THE CASE AGAINST RUBIN

I can’t do better than reprint this email from highly astute reader and financial analyst:

You’re right. Rubin’s nefarious role in Enron and his overall responsibility in helping to create the bubble (along with Greenspan) has not received proper attention. In my opinion, Rubin is even worse than Greenspan. If you recall, he was the one who initially dismissed Greenspan’s “irrational exuberance” comments, and I believe he virtually created government for and by Goldman Sachs during his tenure in office. He frustrated the development of legislation to make the derivatives market more transparent (along with Phil Gramm), which could have prevented the Enron bankruptcy, and managed to get Brooksley Borne of the CFTC sacked when she pressed for such derivatives to be regulated by the Comex. He also cut the SEC’s budget by 60% when he was in office, which frustrated the fine work of Arthur Levitt and enabled many of the unsavoury practices now coming to light to be perpetuated. He was the architect of the strong dollar policy which helped to create such huge imbalances in the US current account in order to attract more money into the US capital markets and thereby create a hugely destabilising bubble. I suspect that Rubin will ultimately undergo a historical revision in reputation comparable to Andrew Mellon (who in 1928 was viewed as the greatest Treasury Secretary since Alexander Hamilton and left office in disgrace in 1932). Rubin was smart enough to get out before things got really messy, but he is even more culpable than Mellon.

I think we’re due for a major re-evaluation of the Clinton-Rubin-Greenspan legacy, don’t you?

HETERO-PEDO-CHIC

There’s an epidemic breaking out! Take this from the New York Observer:

Listen up, fellows: Rich, bored teenage girls in New York City are on the prowl for twentysomething (and in some cases, thirtysomething) men. And this time, they’re not just arming themselves with fake ID’s. Young women barely past puberty-and before, ahem, the age of consent-are sashaying onto the Internet, researching adult life, and constructing elaborate alter egos designed to dupe men all too willing to believe their lies.

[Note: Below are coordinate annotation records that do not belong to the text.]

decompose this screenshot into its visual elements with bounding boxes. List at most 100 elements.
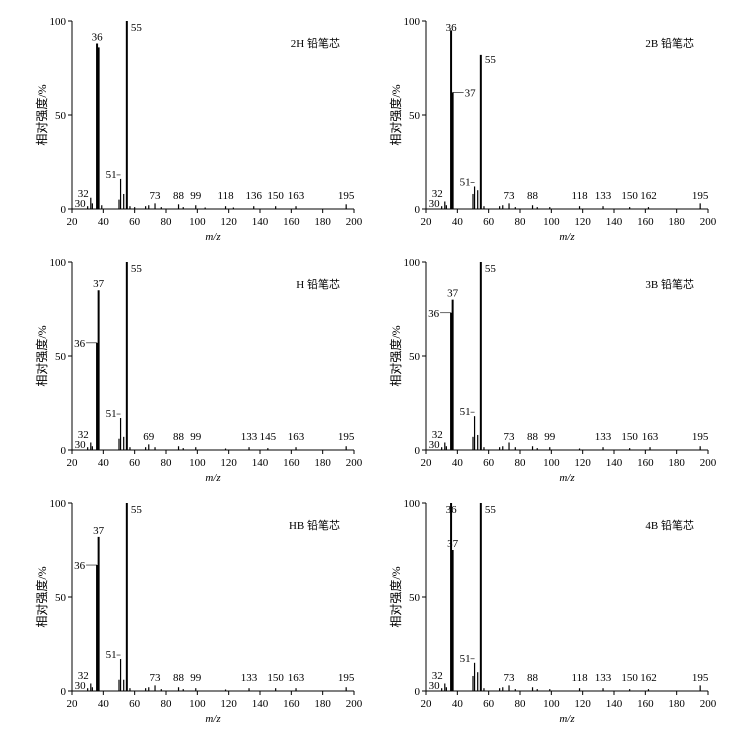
x-axis-title: m/z xyxy=(205,231,221,243)
y-tick-label: 0 xyxy=(415,686,421,698)
peak-label-163: 163 xyxy=(288,672,305,684)
peak-label-150: 150 xyxy=(267,672,284,684)
x-tick-label: 40 xyxy=(98,698,110,710)
spectrum-panel-3: 20 40 60 80 100 120 140 160 180 200 0 50 100 m/z 相对强度/… xyxy=(34,257,363,484)
x-tick-label: 140 xyxy=(252,457,269,469)
panel-title: H 铅笔芯 xyxy=(296,277,340,291)
x-tick-label: 40 xyxy=(98,216,110,228)
x-tick-label: 40 xyxy=(452,698,464,710)
y-axis-title: 相对强度/% xyxy=(388,325,403,386)
x-tick-label: 120 xyxy=(220,457,237,469)
peak-label-73: 73 xyxy=(504,431,516,443)
x-tick-label: 40 xyxy=(452,216,464,228)
peak-label-32: 32 xyxy=(432,188,443,200)
y-axis-title: 相对强度/% xyxy=(34,84,49,145)
x-tick-label: 40 xyxy=(98,457,110,469)
peak-label-32: 32 xyxy=(432,429,443,441)
x-tick-label: 180 xyxy=(668,457,685,469)
panel-title: HB 铅笔芯 xyxy=(289,518,340,532)
x-axis-title: m/z xyxy=(205,472,221,484)
y-axis-title: 相对强度/% xyxy=(34,325,49,386)
x-tick-label: 160 xyxy=(637,698,654,710)
peak-label-51: 51 xyxy=(460,653,471,665)
peak-label-99: 99 xyxy=(190,190,202,202)
y-axis-title: 相对强度/% xyxy=(388,84,403,145)
x-tick-label: 80 xyxy=(515,457,527,469)
y-tick-label: 0 xyxy=(415,204,421,216)
peak-label-133: 133 xyxy=(595,672,612,684)
x-tick-label: 20 xyxy=(67,698,79,710)
y-tick-label: 0 xyxy=(415,445,421,457)
x-tick-label: 60 xyxy=(129,216,141,228)
peak-label-73: 73 xyxy=(504,672,516,684)
x-tick-label: 80 xyxy=(161,457,173,469)
x-tick-label: 100 xyxy=(189,457,206,469)
y-axis-title: 相对强度/% xyxy=(388,566,403,627)
y-tick-label: 50 xyxy=(409,110,421,122)
x-tick-label: 200 xyxy=(700,216,717,228)
peak-label-150: 150 xyxy=(621,431,638,443)
peak-label-145: 145 xyxy=(260,431,277,443)
peak-label-30: 30 xyxy=(429,680,441,692)
x-tick-label: 80 xyxy=(515,698,527,710)
x-tick-label: 20 xyxy=(421,698,433,710)
x-tick-label: 140 xyxy=(252,216,269,228)
y-tick-label: 100 xyxy=(404,498,421,510)
peak-label-133: 133 xyxy=(595,431,612,443)
peak-label-195: 195 xyxy=(338,190,355,202)
peak-label-88: 88 xyxy=(527,672,539,684)
y-tick-label: 50 xyxy=(55,110,67,122)
x-tick-label: 160 xyxy=(637,457,654,469)
peak-label-55: 55 xyxy=(131,263,143,275)
peak-label-195: 195 xyxy=(338,672,355,684)
peak-label-118: 118 xyxy=(571,190,588,202)
peak-label-51: 51 xyxy=(106,169,117,181)
peak-label-30: 30 xyxy=(429,198,441,210)
x-tick-label: 100 xyxy=(189,216,206,228)
peak-label-37: 37 xyxy=(447,538,459,550)
x-tick-label: 60 xyxy=(129,457,141,469)
x-axis-title: m/z xyxy=(559,713,575,725)
peak-label-88: 88 xyxy=(173,190,185,202)
x-tick-label: 20 xyxy=(67,457,79,469)
y-tick-label: 50 xyxy=(409,592,421,604)
peak-label-88: 88 xyxy=(527,190,539,202)
peak-label-163: 163 xyxy=(288,431,305,443)
peak-label-55: 55 xyxy=(131,22,143,34)
x-tick-label: 180 xyxy=(668,698,685,710)
x-tick-label: 180 xyxy=(314,216,331,228)
peak-label-32: 32 xyxy=(432,670,443,682)
peak-label-88: 88 xyxy=(173,672,185,684)
spectrum-panel-4: 20 40 60 80 100 120 140 160 180 200 0 50 100 m/z 相对强度/… xyxy=(388,257,717,484)
y-tick-label: 50 xyxy=(55,351,67,363)
x-tick-label: 140 xyxy=(606,216,623,228)
x-tick-label: 60 xyxy=(129,698,141,710)
peak-label-51: 51 xyxy=(460,176,471,188)
y-tick-label: 100 xyxy=(50,257,67,269)
peak-label-37: 37 xyxy=(93,278,105,290)
x-tick-label: 40 xyxy=(452,457,464,469)
peak-label-136: 136 xyxy=(245,190,262,202)
peak-label-195: 195 xyxy=(692,672,709,684)
peak-label-32: 32 xyxy=(78,429,89,441)
peak-label-51: 51 xyxy=(460,406,471,418)
y-tick-label: 100 xyxy=(50,498,67,510)
peak-label-36: 36 xyxy=(74,560,86,572)
x-tick-label: 120 xyxy=(220,698,237,710)
x-tick-label: 120 xyxy=(574,698,591,710)
peak-label-32: 32 xyxy=(78,188,89,200)
x-tick-label: 100 xyxy=(543,216,560,228)
y-tick-label: 50 xyxy=(55,592,67,604)
x-tick-label: 80 xyxy=(515,216,527,228)
peak-label-30: 30 xyxy=(75,680,87,692)
y-tick-label: 0 xyxy=(61,686,67,698)
peak-label-55: 55 xyxy=(131,504,143,516)
peak-label-37: 37 xyxy=(93,525,105,537)
peak-label-51: 51 xyxy=(106,408,117,420)
x-tick-label: 200 xyxy=(346,216,363,228)
peak-label-150: 150 xyxy=(621,672,638,684)
peak-label-195: 195 xyxy=(692,431,709,443)
x-tick-label: 180 xyxy=(668,216,685,228)
x-tick-label: 140 xyxy=(252,698,269,710)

Consider Alexis. By 14, she was fed up with the dopey guys in her age group. This 5-foot-9 private-school student and class treasurer likes them older-much older.

At first, Alexis employed a simple alias: She would tell the older men she met that she was a junior majoring in communications at the University of Pennsylvania. Everyone bought the lie. It went well until a 24-year-old man asked her out, and mentioned that he, too, went to U. Penn.

“I, like, totally bugged out,” Alexis said.

Hilarious, huh? Of course, there is an honest and coherent philosophy behind the social conservative blind eye to straight pedophilia and obsession with gay pedophilia. An email expresses it simply:

There is a difference too, according to biblical Christian principles. A boy seduced by an older woman is sinning, but a boy seduced by a man is seduced contrary to nature. The B-W relationship is a model of what he should end up doing (having sex inside of a relationship of sexual complementarity in marriage), a B-M relationship is not what he ever should be doing.

I disagree with this strongly. But don’t you think that if this really is the belief of Eberstadt et al, they should simply say so and make their hostility to homosexuality as such more explicit, instead of attacking it under the veil of being opposed to child abuse?